Para poder llevar adelante este desafío, es necesario que exista el debido reconocimiento del otro como un sujeto político legítimo, que se encuentra en condiciones de sentarse a la mesa de igual a igual.
A partir de la experiencia de los últimos intentos por redactar una nueva Constitución, tengo la impresión de que hay, al menos, dos factores que han dificultado este reconocimiento: la crisis de legitimidad y confianza en las instituciones políticas, por un lado, y la concentración del poder político y económico, por el otro.
Todo pacto social requiere de un mínimo de confianza en la palabra empeñada, así como de una razonable disposición a compartir los espacios de poder y aceptar una distribución más equitativa de la riqueza que el país genera con el trabajo de todas y todos. Cualquier pacto social se vuelve inviable sin estos dos factores.
Sin embargo, los representantes del gran empresariado mantienen su lugar de privilegio, ahora sentados en una mesa donde parece no haber nadie más. Esta acumulación de poder es una debilidad para nuestra convivencia democrática, no sólo por las posibilidades de corrupción y abuso de poder que representa, sino por la imposibilidad de construir soluciones estables a los asuntos sociales –tales como seguridad, migración, salud, educación o pensiones.
Concentración de poder y privilegios
Los diseños legislativos y de política pública que se han evaluado en los últimos gobiernos son a tal punto diferentes, que llegan a ser contradictorios. Las propuestas de nueva Constitución de 2018, 2022 y 2023 son un reflejo de esta debilidad, pues ha faltado fuerza política y coherencia ideológica para sostener soluciones estables en el tiempo; con una dinámica política de suma cero, perdemos todos.
La estabilidad política y social que demanda el país para su desarrollo económico y social, para la seguridad de la población, para proteger sus derechos más básicos como salud y educación, requiere un pacto social que garantice equidad y justicia social para todos sus habitantes.
Un pacto que se sustente en el equilibrio en las relaciones de poder de la sociedad y no en la acumulación en favor de unos pocos privilegiados, cuestión que pasa por el reconocimiento de aquella otredad que ha sido negada, cuyas voces han sido postergadas a pesar de estar desplegadas en distintos ámbitos de la sociedad: sindicatos, organizaciones barriales y territoriales, pueblos originarios, movimientos sociales y sus distintas reivindicaciones, entre otros. Para construir este equilibro, es clave avanzar de forma decidida en el fortalecimiento de la asociatividad y organización social.
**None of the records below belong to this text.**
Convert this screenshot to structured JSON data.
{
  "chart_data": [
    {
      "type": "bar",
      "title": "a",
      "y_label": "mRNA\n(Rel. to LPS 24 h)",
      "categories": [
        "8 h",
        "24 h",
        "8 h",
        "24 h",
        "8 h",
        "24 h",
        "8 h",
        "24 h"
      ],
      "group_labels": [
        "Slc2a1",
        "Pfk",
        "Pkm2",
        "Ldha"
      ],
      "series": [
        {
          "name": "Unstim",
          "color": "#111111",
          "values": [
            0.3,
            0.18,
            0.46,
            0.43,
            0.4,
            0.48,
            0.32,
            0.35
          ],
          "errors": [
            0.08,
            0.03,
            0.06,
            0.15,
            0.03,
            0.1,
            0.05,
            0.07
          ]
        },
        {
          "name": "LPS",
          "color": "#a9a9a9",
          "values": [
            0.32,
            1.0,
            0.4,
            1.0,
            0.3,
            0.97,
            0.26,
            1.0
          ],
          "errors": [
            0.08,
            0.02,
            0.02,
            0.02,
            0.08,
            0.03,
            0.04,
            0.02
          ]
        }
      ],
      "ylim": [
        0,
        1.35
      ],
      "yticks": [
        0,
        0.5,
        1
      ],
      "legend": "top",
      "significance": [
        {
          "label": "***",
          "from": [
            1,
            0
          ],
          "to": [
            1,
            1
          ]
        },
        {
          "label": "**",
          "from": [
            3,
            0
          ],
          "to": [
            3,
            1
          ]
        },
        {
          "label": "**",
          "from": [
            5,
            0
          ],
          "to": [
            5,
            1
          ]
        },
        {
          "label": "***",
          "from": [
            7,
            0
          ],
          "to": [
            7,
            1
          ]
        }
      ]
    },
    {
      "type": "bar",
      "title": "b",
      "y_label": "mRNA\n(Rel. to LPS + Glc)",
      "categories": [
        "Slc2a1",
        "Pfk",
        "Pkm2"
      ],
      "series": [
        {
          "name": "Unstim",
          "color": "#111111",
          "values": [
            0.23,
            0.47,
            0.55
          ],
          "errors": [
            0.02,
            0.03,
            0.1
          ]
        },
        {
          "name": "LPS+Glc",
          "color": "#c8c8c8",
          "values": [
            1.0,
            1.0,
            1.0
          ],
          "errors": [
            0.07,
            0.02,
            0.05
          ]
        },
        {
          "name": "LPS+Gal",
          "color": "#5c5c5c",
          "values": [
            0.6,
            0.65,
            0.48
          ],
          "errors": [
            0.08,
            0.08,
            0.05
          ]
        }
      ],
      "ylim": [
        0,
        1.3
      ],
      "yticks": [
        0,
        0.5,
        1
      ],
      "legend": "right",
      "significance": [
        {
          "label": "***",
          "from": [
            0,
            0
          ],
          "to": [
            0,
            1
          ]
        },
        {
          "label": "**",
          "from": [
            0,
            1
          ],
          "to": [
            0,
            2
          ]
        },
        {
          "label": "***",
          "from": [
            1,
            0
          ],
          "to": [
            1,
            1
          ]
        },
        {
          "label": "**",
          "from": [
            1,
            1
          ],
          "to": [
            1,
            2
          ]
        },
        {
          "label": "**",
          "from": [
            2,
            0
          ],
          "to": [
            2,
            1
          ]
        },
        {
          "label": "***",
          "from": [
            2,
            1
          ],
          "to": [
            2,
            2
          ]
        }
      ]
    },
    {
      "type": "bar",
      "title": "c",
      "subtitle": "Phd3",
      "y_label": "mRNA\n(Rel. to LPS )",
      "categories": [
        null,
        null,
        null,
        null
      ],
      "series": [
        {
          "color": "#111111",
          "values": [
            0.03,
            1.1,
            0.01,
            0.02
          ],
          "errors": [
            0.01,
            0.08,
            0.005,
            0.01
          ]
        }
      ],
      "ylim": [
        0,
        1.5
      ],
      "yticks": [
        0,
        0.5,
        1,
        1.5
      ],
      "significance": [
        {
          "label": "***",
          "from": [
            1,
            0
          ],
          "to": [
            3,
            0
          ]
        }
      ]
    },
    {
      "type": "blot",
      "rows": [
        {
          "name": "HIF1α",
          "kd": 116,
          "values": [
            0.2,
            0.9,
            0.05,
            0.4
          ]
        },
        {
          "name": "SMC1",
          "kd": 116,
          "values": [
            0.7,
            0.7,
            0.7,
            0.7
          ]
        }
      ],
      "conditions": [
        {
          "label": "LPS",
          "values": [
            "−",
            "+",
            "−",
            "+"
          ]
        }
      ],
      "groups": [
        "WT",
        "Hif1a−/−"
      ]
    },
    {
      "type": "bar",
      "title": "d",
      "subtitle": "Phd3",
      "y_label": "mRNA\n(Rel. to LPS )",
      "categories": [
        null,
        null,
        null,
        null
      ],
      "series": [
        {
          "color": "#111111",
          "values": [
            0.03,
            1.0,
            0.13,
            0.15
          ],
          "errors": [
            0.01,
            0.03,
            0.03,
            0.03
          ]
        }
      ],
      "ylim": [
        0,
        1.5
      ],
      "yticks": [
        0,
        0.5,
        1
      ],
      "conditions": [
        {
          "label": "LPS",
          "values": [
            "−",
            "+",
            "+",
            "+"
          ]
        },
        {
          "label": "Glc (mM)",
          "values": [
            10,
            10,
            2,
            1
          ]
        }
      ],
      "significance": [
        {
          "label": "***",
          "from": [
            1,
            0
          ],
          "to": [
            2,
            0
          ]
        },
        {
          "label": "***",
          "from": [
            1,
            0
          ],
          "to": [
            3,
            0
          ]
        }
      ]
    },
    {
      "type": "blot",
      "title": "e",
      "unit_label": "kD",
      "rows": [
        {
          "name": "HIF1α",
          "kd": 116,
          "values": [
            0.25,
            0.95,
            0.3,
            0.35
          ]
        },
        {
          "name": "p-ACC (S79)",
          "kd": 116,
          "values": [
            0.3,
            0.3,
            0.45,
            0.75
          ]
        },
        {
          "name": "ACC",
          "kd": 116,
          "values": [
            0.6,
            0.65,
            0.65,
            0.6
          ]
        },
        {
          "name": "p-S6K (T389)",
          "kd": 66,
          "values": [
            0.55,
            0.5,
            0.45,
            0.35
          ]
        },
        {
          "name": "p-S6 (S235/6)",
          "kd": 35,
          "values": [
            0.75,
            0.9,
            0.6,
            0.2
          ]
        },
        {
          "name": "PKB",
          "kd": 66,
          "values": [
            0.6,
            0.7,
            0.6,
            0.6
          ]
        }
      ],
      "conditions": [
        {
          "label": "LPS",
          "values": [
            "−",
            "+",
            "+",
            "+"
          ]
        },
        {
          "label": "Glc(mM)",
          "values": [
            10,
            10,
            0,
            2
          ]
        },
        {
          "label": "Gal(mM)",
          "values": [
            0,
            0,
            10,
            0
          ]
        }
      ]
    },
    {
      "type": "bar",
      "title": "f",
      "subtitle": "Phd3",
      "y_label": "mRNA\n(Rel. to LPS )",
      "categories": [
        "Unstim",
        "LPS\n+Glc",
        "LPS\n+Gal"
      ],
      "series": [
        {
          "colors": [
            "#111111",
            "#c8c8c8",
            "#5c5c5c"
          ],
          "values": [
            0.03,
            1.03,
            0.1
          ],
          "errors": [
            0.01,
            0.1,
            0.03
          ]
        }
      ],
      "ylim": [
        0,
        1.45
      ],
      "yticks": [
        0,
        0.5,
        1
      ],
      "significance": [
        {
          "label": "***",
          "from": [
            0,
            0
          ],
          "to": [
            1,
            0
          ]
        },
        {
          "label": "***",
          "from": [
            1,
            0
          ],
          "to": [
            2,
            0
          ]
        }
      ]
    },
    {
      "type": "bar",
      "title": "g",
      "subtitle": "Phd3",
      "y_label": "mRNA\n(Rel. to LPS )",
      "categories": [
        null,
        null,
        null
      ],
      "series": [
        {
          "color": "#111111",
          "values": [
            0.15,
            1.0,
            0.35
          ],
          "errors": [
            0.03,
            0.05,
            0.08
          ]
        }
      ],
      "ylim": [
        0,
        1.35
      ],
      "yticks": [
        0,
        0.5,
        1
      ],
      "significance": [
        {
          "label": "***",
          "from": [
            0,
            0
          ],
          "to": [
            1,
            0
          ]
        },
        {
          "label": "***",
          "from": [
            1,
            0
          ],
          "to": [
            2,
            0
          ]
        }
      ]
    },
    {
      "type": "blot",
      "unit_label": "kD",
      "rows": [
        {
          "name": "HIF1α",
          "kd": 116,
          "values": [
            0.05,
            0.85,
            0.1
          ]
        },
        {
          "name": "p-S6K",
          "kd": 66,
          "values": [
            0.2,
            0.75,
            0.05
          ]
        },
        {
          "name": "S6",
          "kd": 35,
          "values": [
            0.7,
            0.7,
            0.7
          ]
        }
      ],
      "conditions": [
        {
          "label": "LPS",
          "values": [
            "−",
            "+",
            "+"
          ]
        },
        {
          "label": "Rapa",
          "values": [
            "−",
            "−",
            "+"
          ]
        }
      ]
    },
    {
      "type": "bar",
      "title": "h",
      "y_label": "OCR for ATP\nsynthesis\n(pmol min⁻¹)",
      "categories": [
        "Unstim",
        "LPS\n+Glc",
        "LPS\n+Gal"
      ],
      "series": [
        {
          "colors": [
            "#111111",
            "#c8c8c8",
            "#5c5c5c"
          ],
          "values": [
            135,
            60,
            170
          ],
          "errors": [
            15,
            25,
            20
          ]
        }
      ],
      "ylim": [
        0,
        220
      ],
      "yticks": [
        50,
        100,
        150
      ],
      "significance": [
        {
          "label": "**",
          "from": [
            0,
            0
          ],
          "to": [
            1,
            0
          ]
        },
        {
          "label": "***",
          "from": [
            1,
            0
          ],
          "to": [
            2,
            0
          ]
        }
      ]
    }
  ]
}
Lamentablemente, la propuesta constitucional de 2023 es un obstáculo para la construcción de estos equilibrios políticos en la sociedad, porque no da cuenta de bases de convivencia social que reconozcamos como comunes y porque, además, refuerza la posición de privilegio de quienes hoy concentran el poder político y económico. Sólo cuando tengamos un acuerdo básico sobre los mínimos comunes que componen nuestro pacto social, podremos construir el diseño institucional que garantice su viabilidad y estabilidad.